On Tuesday, June 15th, 2021, the one-year anniversary of the landmark Supreme Court decision Bostock v. Clayton County, the U.S. Equal Employment Opportunity Commission (EEOC) released a technical assistance document laying out guidance regarding protections against employment discrimination based on sexual orientation or gender identity.

In Bostock, the U.S. Supreme Court held that federal law protections against sex discrimination include employment discrimination against an individual on the basis of sexual orientation or transgender status. However, even before the Supreme Court ruled last summer, the EEOC, in 2012, decided that discrimination against an applicant for federal employment based on gender identity is discrimination based on sex and, in 2015, decided that sexual orientation discrimination states a claim of sex discrimination under Title VII of the Civil Rights Act of 1964. Due to these past decisions, the EEOC described its guidance from last week as clarification rather than new policy or law.


Title VII protections cover job applicants, current employees (including full-time, part-time, seasonal, and temporary employees), and former employees in every state, regardless of citizenship or immigration status, if their employer has 15 or more employees. Title VII applies to private-sector employers, to state and local government employers, to unions and employment agencies, and to the federal government as an employer. Employers with fewer than 15 total employees are not covered by Title VII. Title VII, generally, does not apply to individuals who are found to be independent contractors.

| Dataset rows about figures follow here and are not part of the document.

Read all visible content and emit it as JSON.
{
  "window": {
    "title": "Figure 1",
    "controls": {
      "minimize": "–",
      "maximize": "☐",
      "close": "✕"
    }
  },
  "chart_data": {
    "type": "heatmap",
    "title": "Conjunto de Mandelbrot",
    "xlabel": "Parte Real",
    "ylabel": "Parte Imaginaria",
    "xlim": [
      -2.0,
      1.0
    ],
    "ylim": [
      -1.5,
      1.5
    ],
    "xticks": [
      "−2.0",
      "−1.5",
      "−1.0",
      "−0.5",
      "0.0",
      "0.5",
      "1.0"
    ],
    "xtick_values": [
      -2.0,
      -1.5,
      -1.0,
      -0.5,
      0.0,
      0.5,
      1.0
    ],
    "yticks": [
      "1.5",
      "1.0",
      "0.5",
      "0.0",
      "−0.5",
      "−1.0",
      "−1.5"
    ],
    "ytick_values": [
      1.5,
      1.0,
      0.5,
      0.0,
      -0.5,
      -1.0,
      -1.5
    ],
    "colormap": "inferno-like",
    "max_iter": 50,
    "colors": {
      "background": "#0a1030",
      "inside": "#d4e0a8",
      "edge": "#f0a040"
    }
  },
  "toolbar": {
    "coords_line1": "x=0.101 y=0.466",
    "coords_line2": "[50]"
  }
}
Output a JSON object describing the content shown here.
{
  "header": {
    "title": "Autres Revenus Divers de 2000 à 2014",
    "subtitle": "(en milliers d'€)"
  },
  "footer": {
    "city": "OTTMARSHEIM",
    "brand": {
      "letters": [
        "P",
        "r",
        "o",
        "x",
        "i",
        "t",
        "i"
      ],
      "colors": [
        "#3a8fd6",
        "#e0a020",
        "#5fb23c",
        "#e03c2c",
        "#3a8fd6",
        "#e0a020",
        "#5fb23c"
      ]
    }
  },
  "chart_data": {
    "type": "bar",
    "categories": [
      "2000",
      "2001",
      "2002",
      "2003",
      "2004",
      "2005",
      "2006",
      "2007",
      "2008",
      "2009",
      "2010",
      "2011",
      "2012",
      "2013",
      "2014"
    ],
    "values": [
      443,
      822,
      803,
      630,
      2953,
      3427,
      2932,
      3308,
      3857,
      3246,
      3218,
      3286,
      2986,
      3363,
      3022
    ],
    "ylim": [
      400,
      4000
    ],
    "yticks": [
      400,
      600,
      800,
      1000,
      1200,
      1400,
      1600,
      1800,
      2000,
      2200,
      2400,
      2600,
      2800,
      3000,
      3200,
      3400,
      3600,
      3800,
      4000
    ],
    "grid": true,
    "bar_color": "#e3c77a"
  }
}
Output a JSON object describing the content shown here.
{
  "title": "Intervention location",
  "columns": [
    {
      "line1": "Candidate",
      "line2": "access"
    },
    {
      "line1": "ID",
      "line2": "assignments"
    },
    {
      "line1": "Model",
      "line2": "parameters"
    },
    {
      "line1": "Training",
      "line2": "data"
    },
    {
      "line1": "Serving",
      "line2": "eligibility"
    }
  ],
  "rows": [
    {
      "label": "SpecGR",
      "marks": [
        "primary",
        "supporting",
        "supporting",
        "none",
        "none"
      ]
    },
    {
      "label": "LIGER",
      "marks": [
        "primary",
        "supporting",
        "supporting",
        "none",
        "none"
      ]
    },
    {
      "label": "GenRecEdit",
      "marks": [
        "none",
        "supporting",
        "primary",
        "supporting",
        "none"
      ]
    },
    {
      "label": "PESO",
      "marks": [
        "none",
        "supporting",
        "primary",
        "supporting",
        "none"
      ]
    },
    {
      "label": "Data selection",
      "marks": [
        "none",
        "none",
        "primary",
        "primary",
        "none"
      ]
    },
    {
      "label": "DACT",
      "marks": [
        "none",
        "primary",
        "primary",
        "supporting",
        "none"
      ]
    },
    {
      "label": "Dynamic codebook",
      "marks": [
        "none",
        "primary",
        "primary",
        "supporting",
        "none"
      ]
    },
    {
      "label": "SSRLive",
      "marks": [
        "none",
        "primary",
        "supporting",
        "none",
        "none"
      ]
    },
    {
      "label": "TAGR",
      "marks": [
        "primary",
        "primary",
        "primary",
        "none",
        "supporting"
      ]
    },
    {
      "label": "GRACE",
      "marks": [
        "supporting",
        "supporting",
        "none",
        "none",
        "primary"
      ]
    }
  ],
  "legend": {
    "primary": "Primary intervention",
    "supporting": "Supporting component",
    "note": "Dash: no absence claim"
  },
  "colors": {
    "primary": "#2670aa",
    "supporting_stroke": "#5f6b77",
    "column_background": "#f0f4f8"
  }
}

As a federal law, Title VII protections against discrimination based on sexual orientation or gender identity extend nationwide regardless of state or local laws. New York State Human Rights Law also protects employees from being discriminated against on the basis of their actual or perceived sexual orientation as well as their gender identity or expression. New York State Human Rights Law covers all employers with four or more employees, except in the case of sexual harassment in which all employers are covered regardless of their number of employees. In 2020, New York City Human Rights Law extended employment anti-discrimination protections to independent contractors and freelancers.


The EEOC guidance clarified a few specific recurring questions regarding protections for LGBT+ employees:

  1. An employer covered by Title VII is not allowed to fire, refuse to hire, segregate, or take assignments away from someone (or discriminate in any other way) because customers or clients would prefer to work with people who have a different sexual orientation or gender identity.
  2. Whether or not an employer knows an employee’s sexual orientation or gender identity, employers are not allowed to discriminate against an employee because that employee does not conform to a sex-based stereotype about feminine or masculine behavior.
  3. Prohibiting a transgender person from dressing or presenting consistent with that person’s gender identity would constitute sex discrimination.
  4. If an employer has separate bathrooms, locker rooms, or showers for men and women, all men (including transgender men) should be allowed to use the men’s facilities and all women (including transgender women) should be allowed to use the women’s facilities.
    Intentionally and repeatedly using the wrong name and pronouns to refer to a transgender employee could contribute to an unlawful hostile work environment.